September 08, 1995|By J. D. Considine | J. D. Considine,Sun Pop Music Critic


Original Motion Picture Soundtrack (TVT 6110)

Capturing the sound of a video game in a pop song is easy; just add a few sound effects, and you're there. Capturing the feel of a video game -- the robotic relentlessness of the attackers, the adrenalin-pumping buzz of the action -- is a different level of challenge. Yet somehow, the soundtrack to "Mortal Kombat" manages to generate a sound with all the pulse-racing excitement and play-it-again addictiveness of a good arcade game. It helps, of course, that the mix of techno, industrial and thrash makes this a more physical listening experience than the average soundtrack album, but don't take that to mean that "Mortal Kombat" gets by on brawn alone. For all the brute force evident in something like GZR's "The Invisible" or Napalm Death's "Twist the Knife," there's a surprising amount of drama and subtlety in the nasty cyberfunk of Sister Machine Gun's "Burn" and the Nine Inch Nails-style sizzle of Gravity Kills' "Goodbye." Ascend to the next level.


Fourplay (Warner Bros. 45922)

Generally, jazz pop offers too little of either. When it isn't burying its melodic content under too-clever arranging tricks, it trades incisive improvisation for insipid instrumental flourishes; in the end, all that's left is a sort of high-class background music. More often than not, though, Fourplay avoids both faults. Some of the credit for that lies with the fact that the players involved -- keyboardist Bob James, bassist Nathan East, drummer Harvey Mason and guitarist Lee Ritenour -- have experience on both sides of the equation, having between them recorded with everyone from Eric Clapton to Michael Jackson to Steely Dan. Still, the quartet's greatest strength is its recognition that in this genre, melody comes first. Whether it's through the multi-layered funk of "Play Lady Play" or the quiet storm groove of "The Closer I Get to You" (which features vocals by Patti Austin and Peabo Bryson), Fourplay always manages to keep its music easy without ever making it seem cloying.


Regina Belle (Columbia 66813)

At first, it might seem as if Regina Belle has bitten off more than she could possibly chew with "Reachin' Back." Although it's easy to understand why she'd want to pay tribute to the Philly Soul sound of the '70s, trying to remake 10 such classics is bound to be a thankless task. How can anyone improve on perfection? To her credit, Belle does an impressive job with some of these songs, slipping deep into the sultry groove of "Love T.K.O." and filling "You Are Everything" with an almost heartbreaking vulnerability. But her "Could It Be I'm Falling In Love" is embarrassingly overdone, and the cheesy synth-driven arrangements on "You Make Me Feel Brand New" and "I'll Be Around" are an affront to the orchestral glory of the originals. If a hit still works, why remake it?
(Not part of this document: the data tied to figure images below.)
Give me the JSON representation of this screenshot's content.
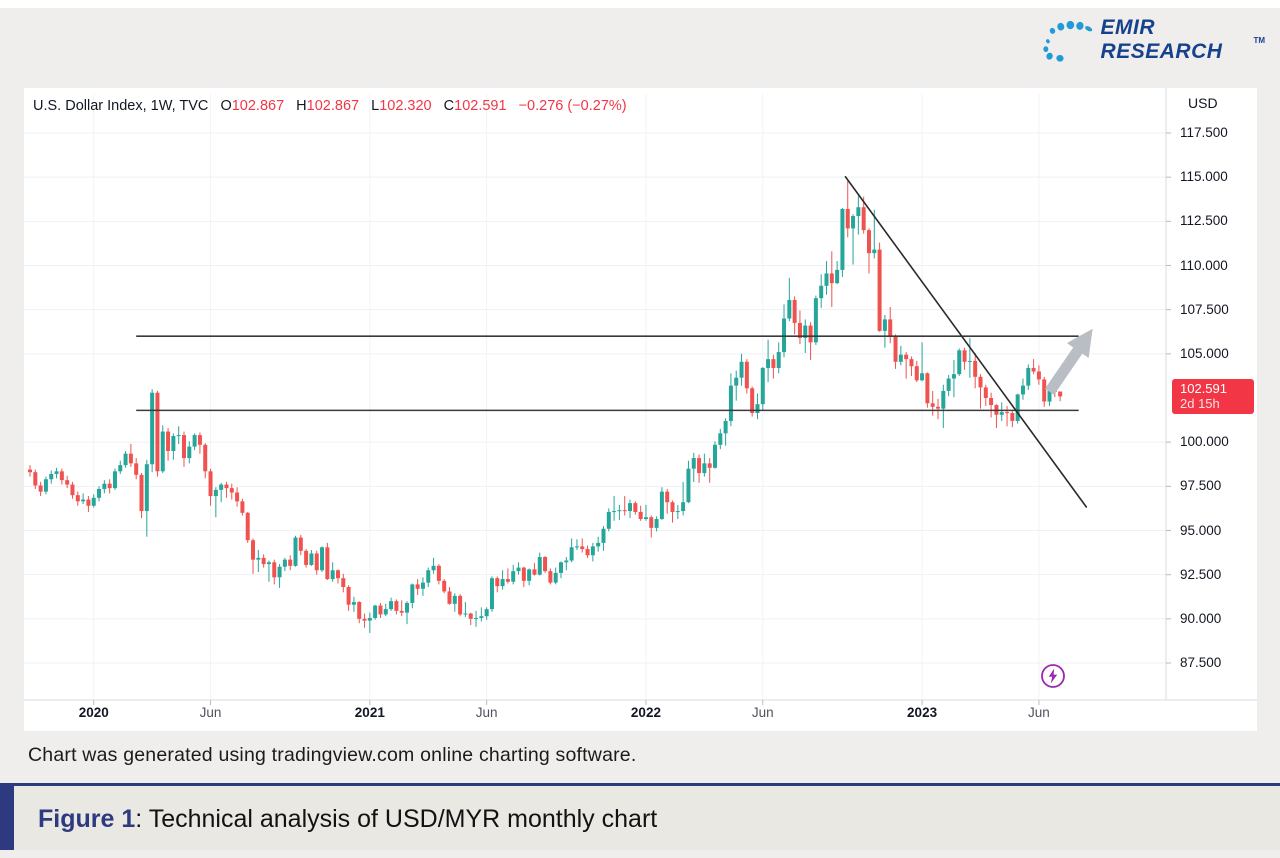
{
  "logo": {
    "text": "EMIR RESEARCH",
    "tm": "TM"
  },
  "header": {
    "symbol": "U.S. Dollar Index, 1W, TVC",
    "o_key": "O",
    "o_val": "102.867",
    "h_key": "H",
    "h_val": "102.867",
    "l_key": "L",
    "l_val": "102.320",
    "c_key": "C",
    "c_val": "102.591",
    "change": "−0.276 (−0.27%)"
  },
  "chart_data": {
    "type": "candlestick",
    "title": "U.S. Dollar Index, 1W, TVC",
    "ylim": [
      86.2,
      118.2
    ],
    "grid": true,
    "colors": {
      "up": "#26a69a",
      "down": "#ef5350",
      "accent_red": "#f23645",
      "trendline": "#2b2b2b",
      "arrow": "#b9bdc4",
      "lightning": "#9c27b0"
    },
    "price_axis": {
      "title": "USD",
      "values": [
        117.5,
        115.0,
        112.5,
        110.0,
        107.5,
        105.0,
        100.0,
        97.5,
        95.0,
        92.5,
        90.0,
        87.5
      ],
      "ticks": [
        "117.500",
        "115.000",
        "112.500",
        "110.000",
        "107.500",
        "105.000",
        "100.000",
        "97.500",
        "95.000",
        "92.500",
        "90.000",
        "87.500"
      ]
    },
    "time_axis": {
      "ticks": [
        {
          "label": "2020",
          "index": 12,
          "bold": true
        },
        {
          "label": "Jun",
          "index": 34,
          "bold": false
        },
        {
          "label": "2021",
          "index": 64,
          "bold": true
        },
        {
          "label": "Jun",
          "index": 86,
          "bold": false
        },
        {
          "label": "2022",
          "index": 116,
          "bold": true
        },
        {
          "label": "Jun",
          "index": 138,
          "bold": false
        },
        {
          "label": "2023",
          "index": 168,
          "bold": true
        },
        {
          "label": "Jun",
          "index": 190,
          "bold": false
        }
      ]
    },
    "last_price": {
      "label": "102.591",
      "countdown": "2d 15h",
      "value": 102.591
    },
    "annotations": {
      "resistance": {
        "price": 106.0,
        "from_index": 20,
        "to_index": 197.5
      },
      "support": {
        "price": 101.8,
        "from_index": 20,
        "to_index": 197.5
      },
      "downtrend_line": {
        "from_index": 153.5,
        "from_price": 115.05,
        "to_index": 199,
        "to_price": 96.3
      },
      "breakout_arrow": {
        "from_index": 192,
        "from_price": 102.85,
        "to_index": 198.6,
        "to_price": 105.75
      }
    },
    "candles": [
      [
        98.45,
        98.7,
        98.05,
        98.3
      ],
      [
        98.3,
        98.45,
        97.35,
        97.55
      ],
      [
        97.55,
        97.75,
        96.95,
        97.2
      ],
      [
        97.2,
        98.05,
        97.05,
        97.9
      ],
      [
        97.9,
        98.4,
        97.65,
        98.2
      ],
      [
        98.2,
        98.55,
        97.95,
        98.35
      ],
      [
        98.35,
        98.5,
        97.6,
        97.85
      ],
      [
        97.85,
        98.1,
        97.4,
        97.6
      ],
      [
        97.6,
        97.75,
        96.8,
        97.0
      ],
      [
        97.0,
        97.2,
        96.4,
        96.65
      ],
      [
        96.65,
        97.1,
        96.5,
        96.75
      ],
      [
        96.75,
        96.95,
        96.05,
        96.4
      ],
      [
        96.4,
        97.05,
        96.3,
        96.85
      ],
      [
        96.85,
        97.5,
        96.65,
        97.35
      ],
      [
        97.35,
        97.85,
        97.1,
        97.65
      ],
      [
        97.65,
        97.9,
        97.1,
        97.4
      ],
      [
        97.4,
        98.5,
        97.3,
        98.35
      ],
      [
        98.35,
        98.95,
        98.2,
        98.7
      ],
      [
        98.7,
        99.5,
        98.55,
        99.35
      ],
      [
        99.35,
        99.9,
        98.6,
        98.8
      ],
      [
        98.8,
        99.1,
        97.9,
        98.15
      ],
      [
        98.15,
        98.25,
        95.7,
        96.1
      ],
      [
        96.1,
        99.0,
        94.65,
        98.75
      ],
      [
        98.75,
        103.0,
        98.3,
        102.8
      ],
      [
        102.8,
        102.9,
        98.05,
        98.35
      ],
      [
        98.35,
        100.95,
        98.25,
        100.6
      ],
      [
        100.6,
        100.8,
        98.95,
        99.5
      ],
      [
        99.5,
        100.5,
        99.0,
        100.35
      ],
      [
        100.35,
        100.9,
        99.9,
        100.4
      ],
      [
        100.4,
        100.6,
        98.6,
        99.1
      ],
      [
        99.1,
        100.05,
        98.8,
        99.75
      ],
      [
        99.75,
        100.5,
        99.55,
        100.4
      ],
      [
        100.4,
        100.55,
        99.35,
        99.85
      ],
      [
        99.85,
        99.95,
        97.95,
        98.35
      ],
      [
        98.35,
        98.5,
        96.4,
        96.95
      ],
      [
        96.95,
        97.45,
        95.75,
        97.3
      ],
      [
        97.3,
        97.7,
        96.6,
        97.6
      ],
      [
        97.6,
        97.75,
        96.85,
        97.4
      ],
      [
        97.4,
        97.65,
        96.75,
        97.15
      ],
      [
        97.15,
        97.45,
        96.35,
        96.65
      ],
      [
        96.65,
        96.8,
        95.85,
        96.0
      ],
      [
        96.0,
        96.05,
        94.3,
        94.45
      ],
      [
        94.45,
        94.55,
        92.55,
        93.35
      ],
      [
        93.35,
        93.9,
        92.65,
        93.45
      ],
      [
        93.45,
        93.65,
        92.9,
        93.1
      ],
      [
        93.1,
        93.3,
        92.1,
        93.2
      ],
      [
        93.2,
        93.35,
        91.95,
        92.35
      ],
      [
        92.35,
        93.1,
        91.75,
        92.95
      ],
      [
        92.95,
        93.45,
        92.7,
        93.35
      ],
      [
        93.35,
        93.6,
        92.75,
        93.0
      ],
      [
        93.0,
        94.7,
        92.95,
        94.6
      ],
      [
        94.6,
        94.75,
        93.6,
        93.85
      ],
      [
        93.85,
        93.95,
        92.9,
        93.05
      ],
      [
        93.05,
        93.9,
        93.0,
        93.7
      ],
      [
        93.7,
        93.85,
        92.5,
        92.75
      ],
      [
        92.75,
        94.1,
        92.65,
        94.05
      ],
      [
        94.05,
        94.3,
        92.2,
        92.25
      ],
      [
        92.25,
        93.2,
        92.1,
        92.75
      ],
      [
        92.75,
        92.8,
        92.0,
        92.3
      ],
      [
        92.3,
        92.55,
        91.5,
        91.8
      ],
      [
        91.8,
        91.9,
        90.45,
        90.8
      ],
      [
        90.8,
        91.25,
        90.4,
        90.95
      ],
      [
        90.95,
        91.0,
        89.75,
        90.0
      ],
      [
        90.0,
        90.3,
        89.5,
        89.9
      ],
      [
        89.9,
        90.35,
        89.2,
        90.05
      ],
      [
        90.05,
        90.8,
        89.95,
        90.75
      ],
      [
        90.75,
        90.9,
        90.05,
        90.25
      ],
      [
        90.25,
        90.85,
        90.15,
        90.55
      ],
      [
        90.55,
        91.2,
        90.45,
        91.0
      ],
      [
        91.0,
        91.1,
        90.25,
        90.45
      ],
      [
        90.45,
        91.05,
        90.15,
        90.35
      ],
      [
        90.35,
        91.0,
        89.7,
        90.9
      ],
      [
        90.9,
        92.0,
        90.6,
        91.95
      ],
      [
        91.95,
        92.25,
        91.35,
        91.7
      ],
      [
        91.7,
        92.35,
        91.3,
        92.05
      ],
      [
        92.05,
        92.9,
        91.8,
        92.75
      ],
      [
        92.75,
        93.45,
        92.55,
        93.0
      ],
      [
        93.0,
        93.1,
        91.95,
        92.15
      ],
      [
        92.15,
        92.25,
        91.45,
        91.55
      ],
      [
        91.55,
        91.8,
        90.8,
        90.85
      ],
      [
        90.85,
        91.45,
        90.4,
        91.3
      ],
      [
        91.3,
        91.4,
        90.15,
        90.25
      ],
      [
        90.25,
        90.95,
        90.1,
        90.3
      ],
      [
        90.3,
        90.35,
        89.65,
        90.0
      ],
      [
        90.0,
        90.45,
        89.55,
        90.05
      ],
      [
        90.05,
        90.65,
        89.85,
        90.15
      ],
      [
        90.15,
        90.65,
        89.95,
        90.55
      ],
      [
        90.55,
        92.4,
        90.4,
        92.3
      ],
      [
        92.3,
        92.4,
        91.5,
        91.85
      ],
      [
        91.85,
        92.75,
        91.65,
        92.25
      ],
      [
        92.25,
        92.85,
        92.0,
        92.1
      ],
      [
        92.1,
        93.05,
        91.95,
        92.7
      ],
      [
        92.7,
        93.2,
        92.5,
        92.9
      ],
      [
        92.9,
        92.95,
        91.8,
        92.15
      ],
      [
        92.15,
        92.85,
        91.9,
        92.8
      ],
      [
        92.8,
        93.15,
        92.45,
        92.5
      ],
      [
        92.5,
        93.75,
        92.45,
        93.5
      ],
      [
        93.5,
        93.55,
        92.6,
        92.7
      ],
      [
        92.7,
        92.85,
        91.95,
        92.05
      ],
      [
        92.05,
        92.9,
        91.95,
        92.6
      ],
      [
        92.6,
        93.25,
        92.3,
        93.2
      ],
      [
        93.2,
        93.5,
        92.75,
        93.3
      ],
      [
        93.3,
        94.55,
        93.2,
        94.05
      ],
      [
        94.05,
        94.5,
        93.9,
        94.1
      ],
      [
        94.1,
        94.55,
        93.75,
        93.95
      ],
      [
        93.95,
        94.15,
        93.45,
        93.6
      ],
      [
        93.6,
        94.3,
        93.25,
        94.1
      ],
      [
        94.1,
        94.65,
        93.8,
        94.3
      ],
      [
        94.3,
        95.25,
        93.85,
        95.1
      ],
      [
        95.1,
        96.25,
        94.95,
        96.05
      ],
      [
        96.05,
        96.95,
        95.55,
        96.1
      ],
      [
        96.1,
        96.45,
        95.6,
        96.15
      ],
      [
        96.15,
        96.95,
        95.85,
        96.1
      ],
      [
        96.1,
        96.75,
        95.7,
        96.55
      ],
      [
        96.55,
        96.65,
        95.9,
        96.05
      ],
      [
        96.05,
        96.4,
        95.55,
        95.65
      ],
      [
        95.65,
        96.45,
        95.55,
        95.75
      ],
      [
        95.75,
        95.85,
        94.6,
        95.15
      ],
      [
        95.15,
        95.8,
        94.95,
        95.65
      ],
      [
        95.65,
        97.45,
        95.6,
        97.2
      ],
      [
        97.2,
        97.35,
        95.95,
        96.6
      ],
      [
        96.6,
        96.7,
        95.45,
        96.05
      ],
      [
        96.05,
        96.45,
        95.65,
        96.1
      ],
      [
        96.1,
        97.75,
        95.85,
        96.6
      ],
      [
        96.6,
        98.95,
        96.55,
        98.5
      ],
      [
        98.5,
        99.4,
        97.75,
        99.1
      ],
      [
        99.1,
        99.3,
        97.7,
        98.25
      ],
      [
        98.25,
        99.35,
        98.05,
        98.8
      ],
      [
        98.8,
        99.1,
        97.7,
        98.55
      ],
      [
        98.55,
        100.05,
        98.5,
        99.85
      ],
      [
        99.85,
        100.75,
        99.6,
        100.5
      ],
      [
        100.5,
        101.35,
        99.8,
        101.2
      ],
      [
        101.2,
        103.9,
        100.9,
        103.2
      ],
      [
        103.2,
        104.05,
        102.35,
        103.65
      ],
      [
        103.65,
        105.0,
        103.2,
        104.55
      ],
      [
        104.55,
        104.7,
        102.75,
        103.05
      ],
      [
        103.05,
        103.15,
        101.45,
        101.65
      ],
      [
        101.65,
        102.75,
        101.3,
        102.15
      ],
      [
        102.15,
        104.25,
        101.85,
        104.2
      ],
      [
        104.2,
        105.8,
        103.4,
        104.7
      ],
      [
        104.7,
        104.95,
        103.6,
        104.2
      ],
      [
        104.2,
        105.65,
        103.9,
        105.1
      ],
      [
        105.1,
        107.8,
        104.8,
        107.0
      ],
      [
        107.0,
        109.3,
        106.85,
        108.05
      ],
      [
        108.05,
        108.25,
        106.1,
        106.75
      ],
      [
        106.75,
        107.45,
        105.55,
        105.9
      ],
      [
        105.9,
        106.95,
        105.05,
        106.6
      ],
      [
        106.6,
        106.8,
        104.65,
        105.65
      ],
      [
        105.65,
        108.3,
        105.5,
        108.15
      ],
      [
        108.15,
        109.5,
        107.6,
        108.85
      ],
      [
        108.85,
        110.25,
        108.35,
        109.55
      ],
      [
        109.55,
        110.8,
        107.65,
        109.0
      ],
      [
        109.0,
        110.25,
        108.95,
        109.75
      ],
      [
        109.75,
        113.25,
        109.35,
        113.2
      ],
      [
        113.2,
        114.8,
        111.6,
        112.1
      ],
      [
        112.1,
        112.9,
        110.05,
        112.8
      ],
      [
        112.8,
        113.95,
        111.75,
        113.3
      ],
      [
        113.3,
        113.9,
        111.8,
        112.0
      ],
      [
        112.0,
        112.1,
        109.55,
        110.7
      ],
      [
        110.7,
        113.15,
        110.4,
        110.9
      ],
      [
        110.9,
        111.3,
        106.25,
        106.3
      ],
      [
        106.3,
        107.2,
        105.35,
        106.95
      ],
      [
        106.95,
        107.65,
        105.6,
        106.0
      ],
      [
        106.0,
        106.1,
        104.15,
        104.55
      ],
      [
        104.55,
        105.45,
        104.35,
        104.95
      ],
      [
        104.95,
        105.1,
        103.6,
        104.7
      ],
      [
        104.7,
        104.85,
        103.75,
        104.3
      ],
      [
        104.3,
        104.6,
        103.4,
        103.5
      ],
      [
        103.5,
        105.65,
        103.45,
        103.9
      ],
      [
        103.9,
        103.95,
        101.95,
        102.2
      ],
      [
        102.2,
        102.9,
        101.5,
        102.0
      ],
      [
        102.0,
        102.45,
        101.3,
        101.9
      ],
      [
        101.9,
        103.25,
        100.8,
        102.9
      ],
      [
        102.9,
        103.8,
        102.6,
        103.6
      ],
      [
        103.6,
        104.65,
        102.55,
        103.85
      ],
      [
        103.85,
        105.3,
        103.75,
        105.2
      ],
      [
        105.2,
        105.35,
        104.1,
        104.55
      ],
      [
        104.55,
        105.9,
        103.65,
        104.6
      ],
      [
        104.6,
        105.05,
        103.05,
        103.7
      ],
      [
        103.7,
        103.85,
        101.9,
        103.1
      ],
      [
        103.1,
        103.25,
        102.05,
        102.5
      ],
      [
        102.5,
        102.8,
        101.4,
        102.1
      ],
      [
        102.1,
        102.15,
        100.8,
        101.55
      ],
      [
        101.55,
        102.25,
        101.2,
        101.7
      ],
      [
        101.7,
        102.05,
        100.9,
        101.65
      ],
      [
        101.65,
        101.75,
        100.85,
        101.2
      ],
      [
        101.2,
        102.75,
        101.05,
        102.7
      ],
      [
        102.7,
        103.6,
        102.4,
        103.2
      ],
      [
        103.2,
        104.4,
        102.95,
        104.2
      ],
      [
        104.2,
        104.7,
        103.85,
        104.0
      ],
      [
        104.0,
        104.35,
        103.25,
        103.55
      ],
      [
        103.55,
        103.7,
        102.0,
        102.3
      ],
      [
        102.3,
        103.15,
        102.05,
        102.9
      ],
      [
        102.9,
        103.5,
        102.55,
        102.87
      ],
      [
        102.867,
        102.867,
        102.32,
        102.591
      ]
    ]
  },
  "footer": {
    "note": "Chart was generated using tradingview.com online charting software."
  },
  "caption": {
    "label": "Figure 1",
    "text": ": Technical analysis of USD/MYR monthly chart"
  }
}
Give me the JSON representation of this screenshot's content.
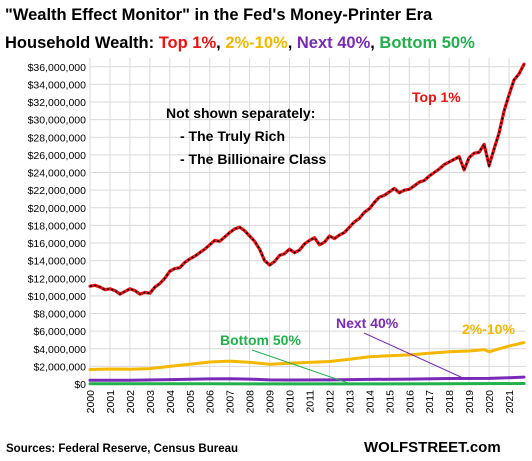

Heather Nova (Big Cat/Work 67113)

With her soft, expressive voice, sharp, poetic lyrics and sad, evocative melodies, Heather Nova could easily have made a big splash as a folkie. But if she'd only used the soft, traditional side of her musical identity, the songs on "Oyster" wouldn't have been anywhere near as memorable. Nova is a terrific songwriter, not only smart enough to spin such lines as "I'm not touched but I'm aching to be," but gifted enough to back them with melodies that sear the words in the listener's memory. Even better is the way she brings a wide-screen sense of drama to those songs. She's not exactly a powerhouse vocalist -- tellingly, the singer her phrasing most recalls is Leonard Cohen -- but she uses her strengths wisely, investing such passion in these songs that it's hard not to hang on their every word. Add in arrangements that move easily from hushed concentration to symphonic majesty, and Nova's "Oyster" seems full of pearls.